Planas wants to act as a spearhead to modify the CAP, as he committed to Asaja, COAG and laa at Thursday’s meeting. If reasonable and coherent measures are not adopted, the head of Agriculture left in writing , the new PAC model “will be a failure and it will be necessary to return to the previous one, that is, to a policy based on the fulfillment of requirements”.

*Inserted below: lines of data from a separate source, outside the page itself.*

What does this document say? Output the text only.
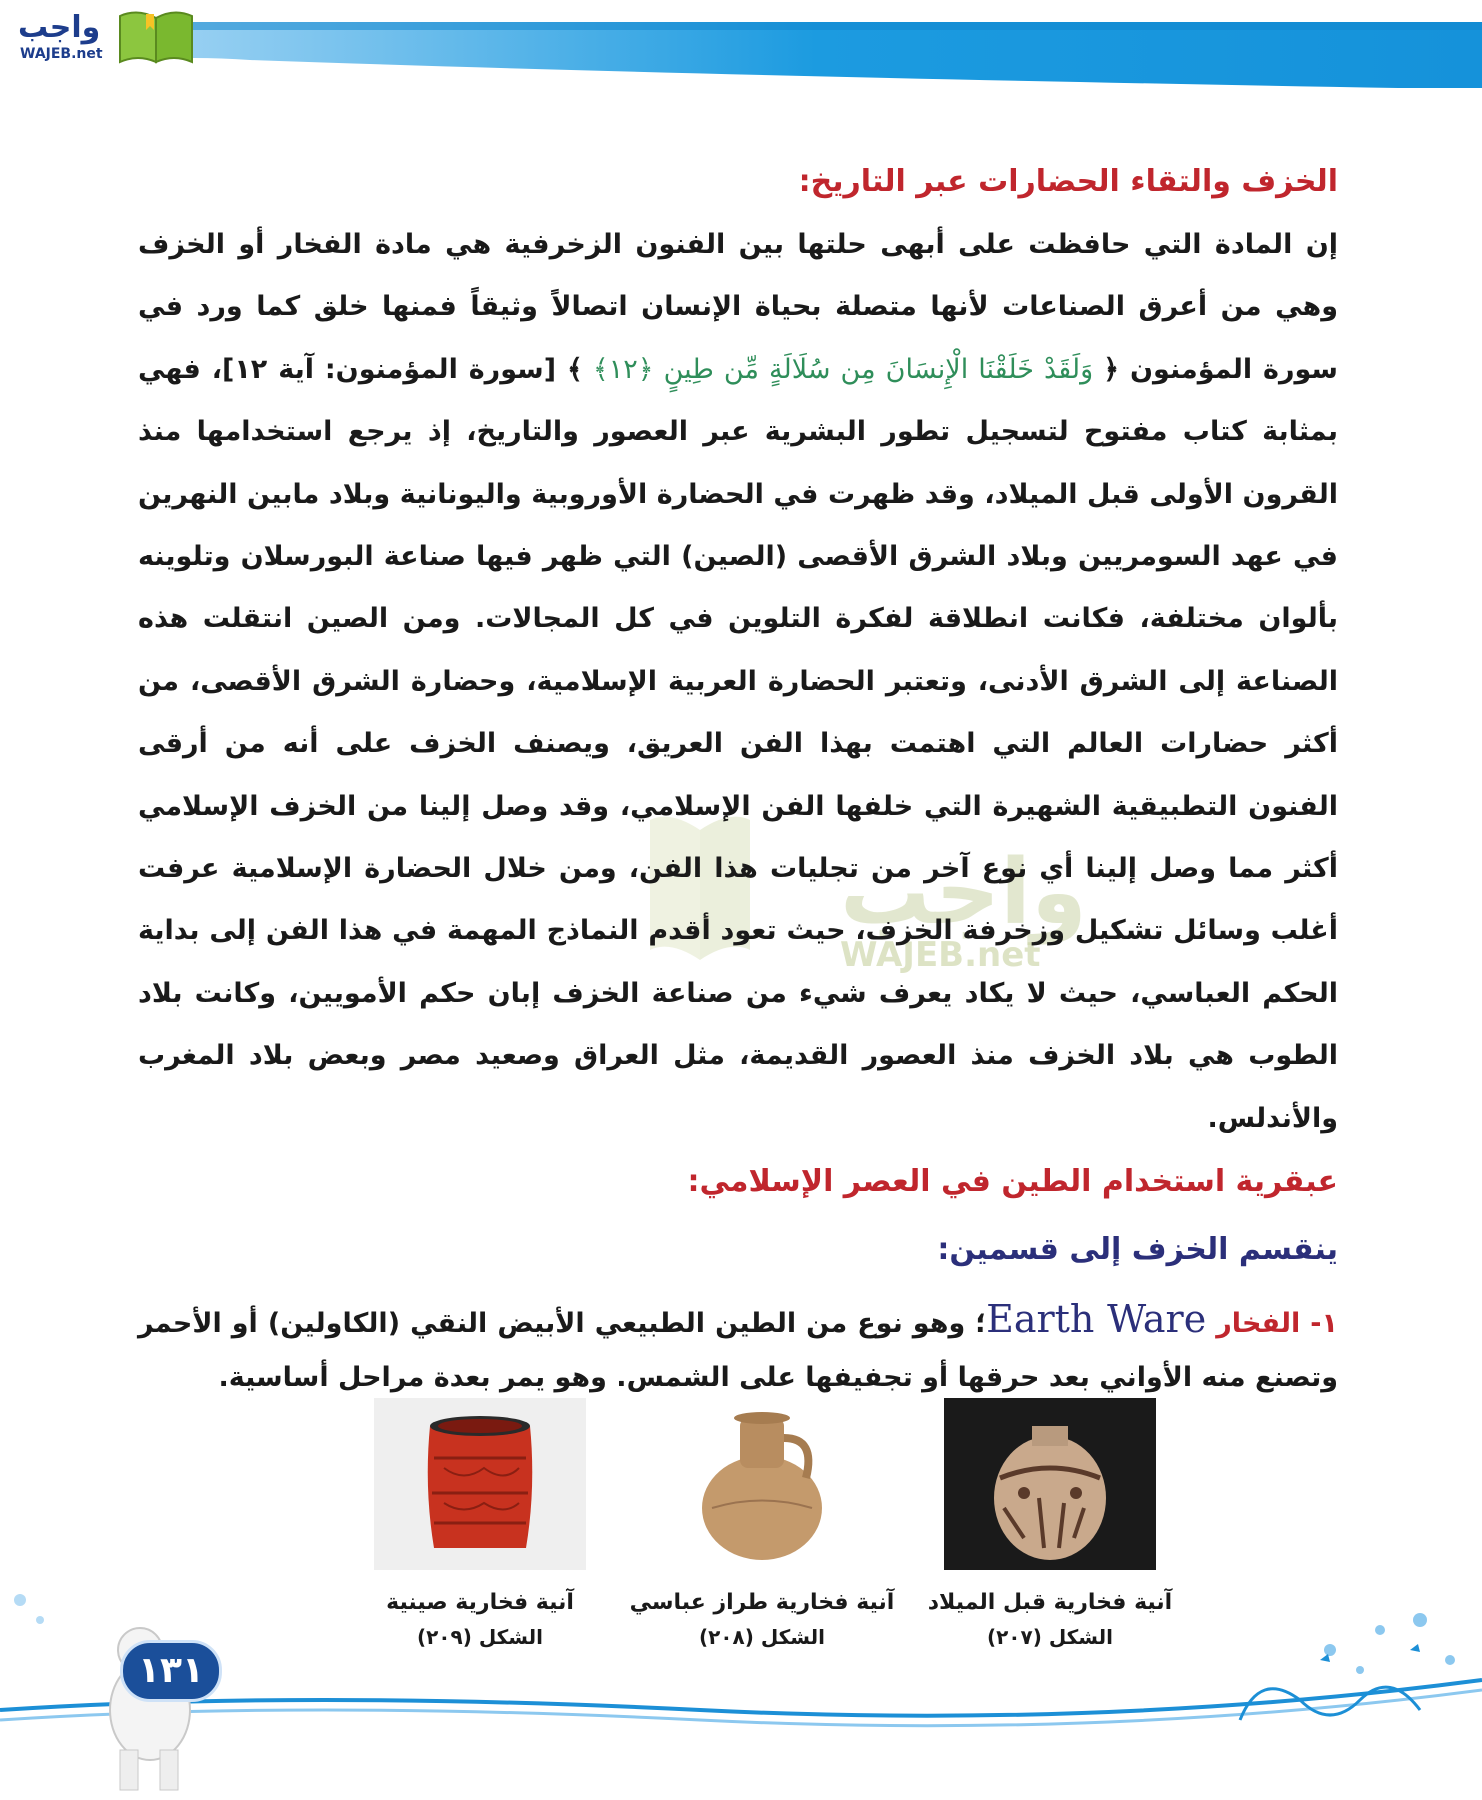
واجب
WAJEB.net
واجب
WAJEB.net
الخزف والتقاء الحضارات عبر التاريخ:

إن المادة التي حافظت على أبهى حلتها بين الفنون الزخرفية هي مادة الفخار أو الخزف وهي من أعرق الصناعات لأنها متصلة بحياة الإنسان اتصالاً وثيقاً فمنها خلق كما ورد في سورة المؤمنون ﴿ وَلَقَدْ خَلَقْنَا الْإِنسَانَ مِن سُلَالَةٍ مِّن طِينٍ ﴿١٢﴾ ﴾ [سورة المؤمنون: آية ١٢]، فهي بمثابة كتاب مفتوح لتسجيل تطور البشرية عبر العصور والتاريخ، إذ يرجع استخدامها منذ القرون الأولى قبل الميلاد، وقد ظهرت في الحضارة الأوروبية واليونانية وبلاد مابين النهرين في عهد السومريين وبلاد الشرق الأقصى (الصين) التي ظهر فيها صناعة البورسلان وتلوينه بألوان مختلفة، فكانت انطلاقة لفكرة التلوين في كل المجالات. ومن الصين انتقلت هذه الصناعة إلى الشرق الأدنى، وتعتبر الحضارة العربية الإسلامية، وحضارة الشرق الأقصى، من أكثر حضارات العالم التي اهتمت بهذا الفن العريق، ويصنف الخزف على أنه من أرقى الفنون التطبيقية الشهيرة التي خلفها الفن الإسلامي، وقد وصل إلينا من الخزف الإسلامي أكثر مما وصل إلينا أي نوع آخر من تجليات هذا الفن، ومن خلال الحضارة الإسلامية عرفت أغلب وسائل تشكيل وزخرفة الخزف، حيث تعود أقدم النماذج المهمة في هذا الفن إلى بداية الحكم العباسي، حيث لا يكاد يعرف شيء من صناعة الخزف إبان حكم الأمويين، وكانت بلاد الطوب هي بلاد الخزف منذ العصور القديمة، مثل العراق وصعيد مصر وبعض بلاد المغرب والأندلس.

عبقرية استخدام الطين في العصر الإسلامي:
ينقسم الخزف إلى قسمين:

١- الفخار Earth Ware؛ وهو نوع من الطين الطبيعي الأبيض النقي (الكاولين) أو الأحمر وتصنع منه الأواني بعد حرقها أو تجفيفها على الشمس. وهو يمر بعدة مراحل أساسية.

آنية فخارية قبل الميلاد
الشكل (٢٠٧)
آنية فخارية طراز عباسي
الشكل (٢٠٨)
آنية فخارية صينية
الشكل (٢٠٩)
١٣١
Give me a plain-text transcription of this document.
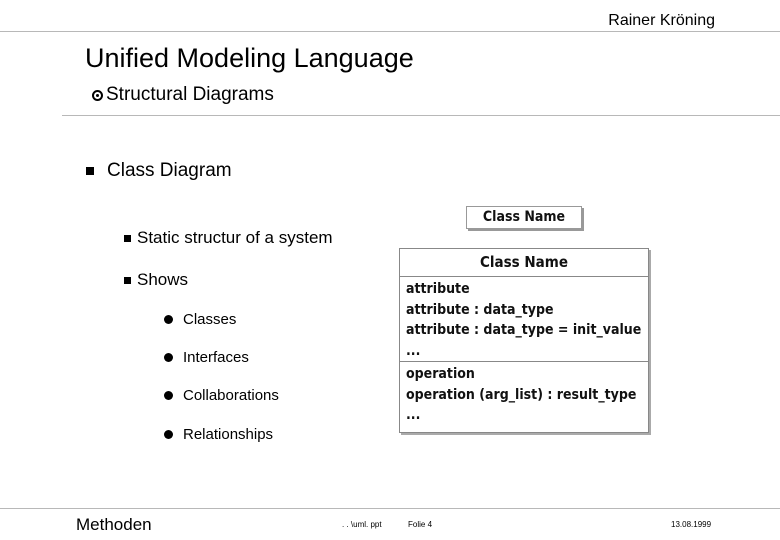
Rainer Kröning
Unified Modeling Language
Structural Diagrams
Class Diagram
Static structur of a system
Shows
Classes
Interfaces
Collaborations
Relationships
Class Name
Class Name
attribute
attribute : data_type
attribute : data_type = init_value
...
operation
operation (arg_list) : result_type
...
Methoden	. . \uml. ppt	Folie 4	13.08.1999
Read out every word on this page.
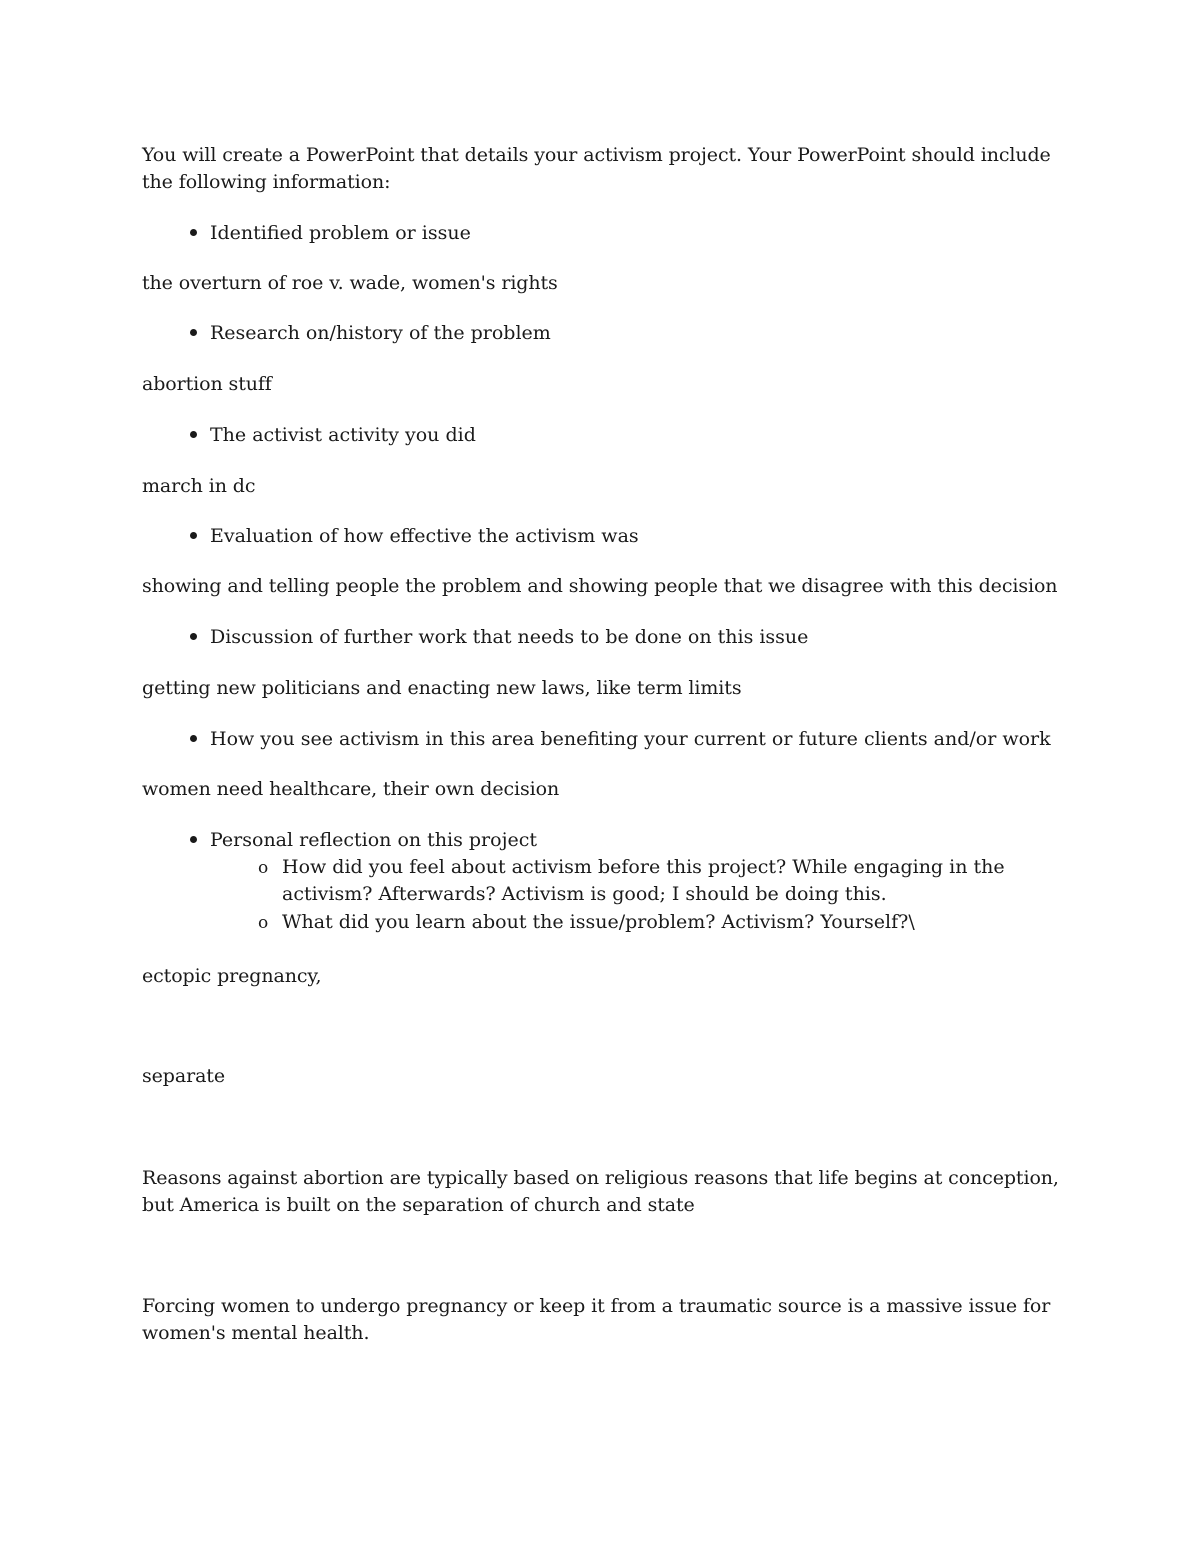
You will create a PowerPoint that details your activism project. Your PowerPoint should include

the following information:

Identified problem or issue

the overturn of roe v. wade, women's rights

Research on/history of the problem

abortion stuff

The activist activity you did

march in dc

Evaluation of how effective the activism was

showing and telling people the problem and showing people that we disagree with this decision

Discussion of further work that needs to be done on this issue

getting new politicians and enacting new laws, like term limits

How you see activism in this area benefiting your current or future clients and/or work

women need healthcare, their own decision

Personal reflection on this project

o How did you feel about activism before this project? While engaging in the

activism? Afterwards? Activism is good; I should be doing this.

o What did you learn about the issue/problem? Activism? Yourself?\

ectopic pregnancy,

separate

Reasons against abortion are typically based on religious reasons that life begins at conception,

but America is built on the separation of church and state

Forcing women to undergo pregnancy or keep it from a traumatic source is a massive issue for

women's mental health.
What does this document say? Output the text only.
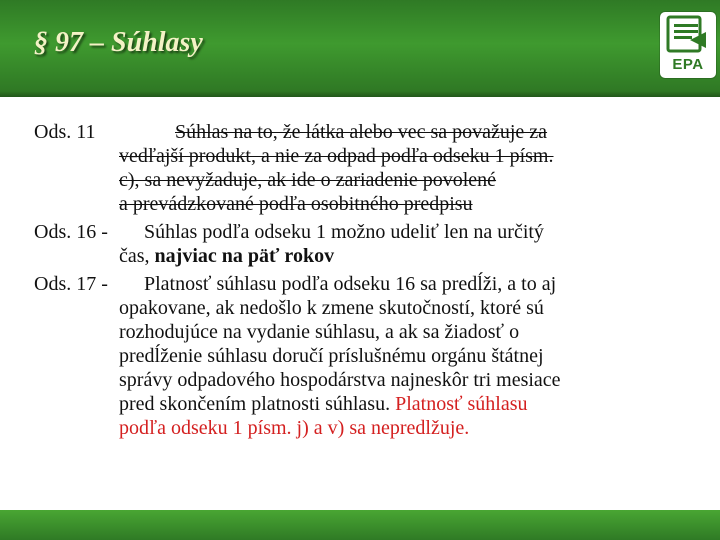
§ 97 – Súhlasy
EPA
Ods. 11	Súhlas na to, že látka alebo vec sa považuje za
vedľajší produkt, a nie za odpad podľa odseku 1 písm.
c), sa nevyžaduje, ak ide o zariadenie povolené
a prevádzkované podľa osobitného predpisu
Ods. 16 -	Súhlas podľa odseku 1 možno udeliť len na určitý
čas, najviac na päť rokov
Ods. 17 -	Platnosť súhlasu podľa odseku 16 sa predĺži, a to aj
opakovane, ak nedošlo k zmene skutočností, ktoré sú
rozhodujúce na vydanie súhlasu, a ak sa žiadosť o
predĺženie súhlasu doručí príslušnému orgánu štátnej
správy odpadového hospodárstva najneskôr tri mesiace
pred skončením platnosti súhlasu. Platnosť súhlasu
podľa odseku 1 písm. j) a v) sa nepredlžuje.
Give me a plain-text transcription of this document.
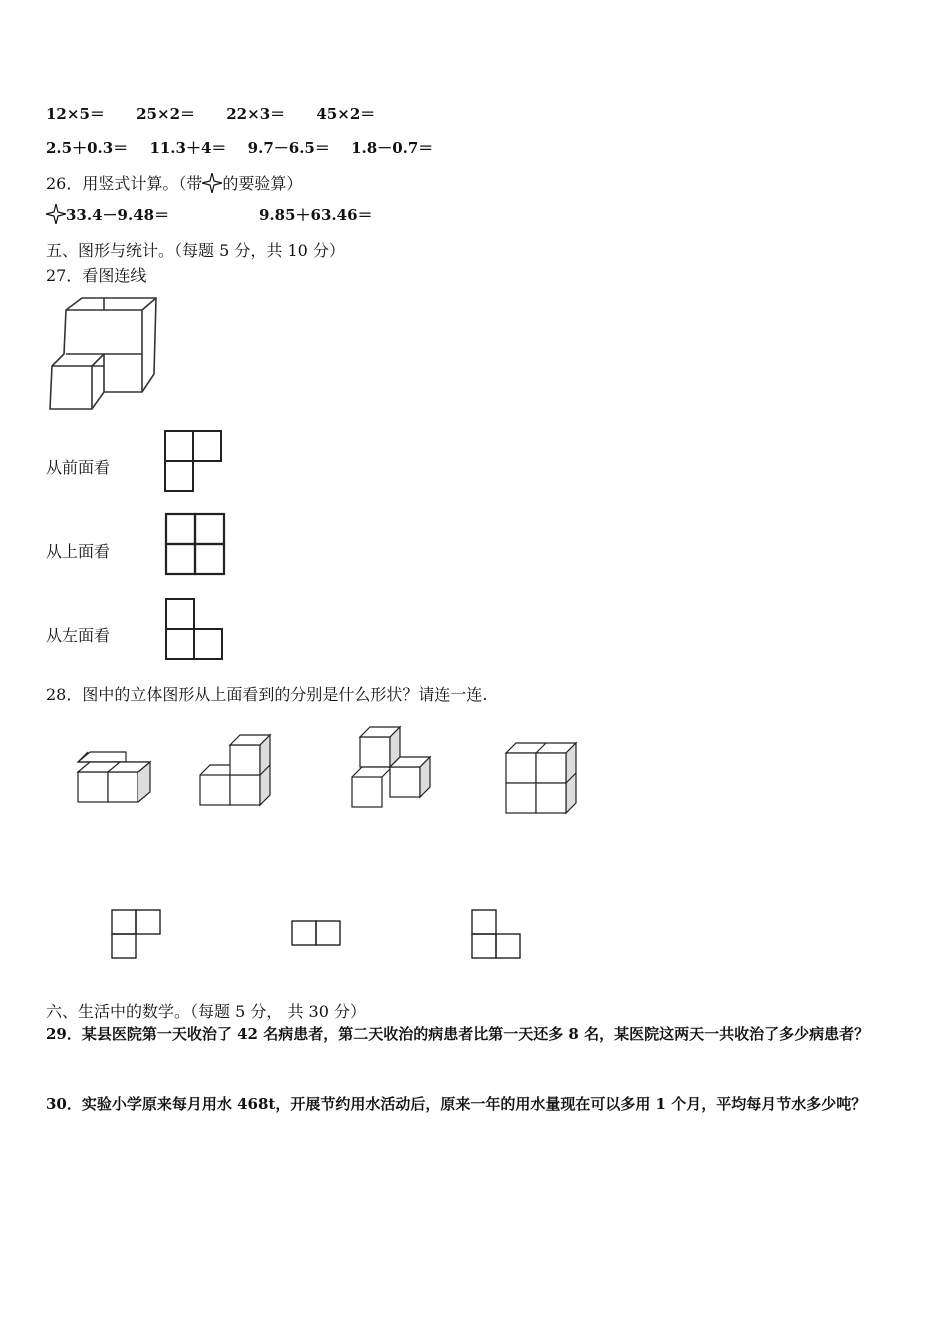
12×5＝ 25×2＝ 22×3＝ 45×2＝
2.5＋0.3＝ 11.3＋4＝ 9.7－6.5＝ 1.8－0.7＝
26．用竖式计算。（带 的要验算）
33.4－9.48＝	9.85＋63.46＝
五、图形与统计。（每题 5 分，共 10 分）
27．看图连线
从前面看
从上面看
从左面看
28．图中的立体图形从上面看到的分别是什么形状？请连一连.
六、生活中的数学。（每题 5 分， 共 30 分）
29．某县医院第一天收治了 42 名病患者，第二天收治的病患者比第一天还多 8 名，某医院这两天一共收治了多少病患者？
30．实验小学原来每月用水 468t，开展节约用水活动后，原来一年的用水量现在可以多用 1 个月，平均每月节水多少吨？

“They count on Spain’s commitment to contribute actively and constructively to the simplification debate, which we consider essential to guarantee the good development of agricultural activity in the EU”, concludes Planas. The Spanish Government considers that the meeting of the Council of Ministers of Agriculture on the 26th “is the appropriate forum” to address all these changes.
Farmers’ organizations maintained during the day yesterday the planned mobilization schedule, despite the package proposed by the central government. On Friday there were road closures due to agricultural mobilizations in León, Teruel, Conca, Santander, Navarra and Pamplona. In Alicante, demonstrators threw a load of lemons onto the road to protest low prices and competition from other countries.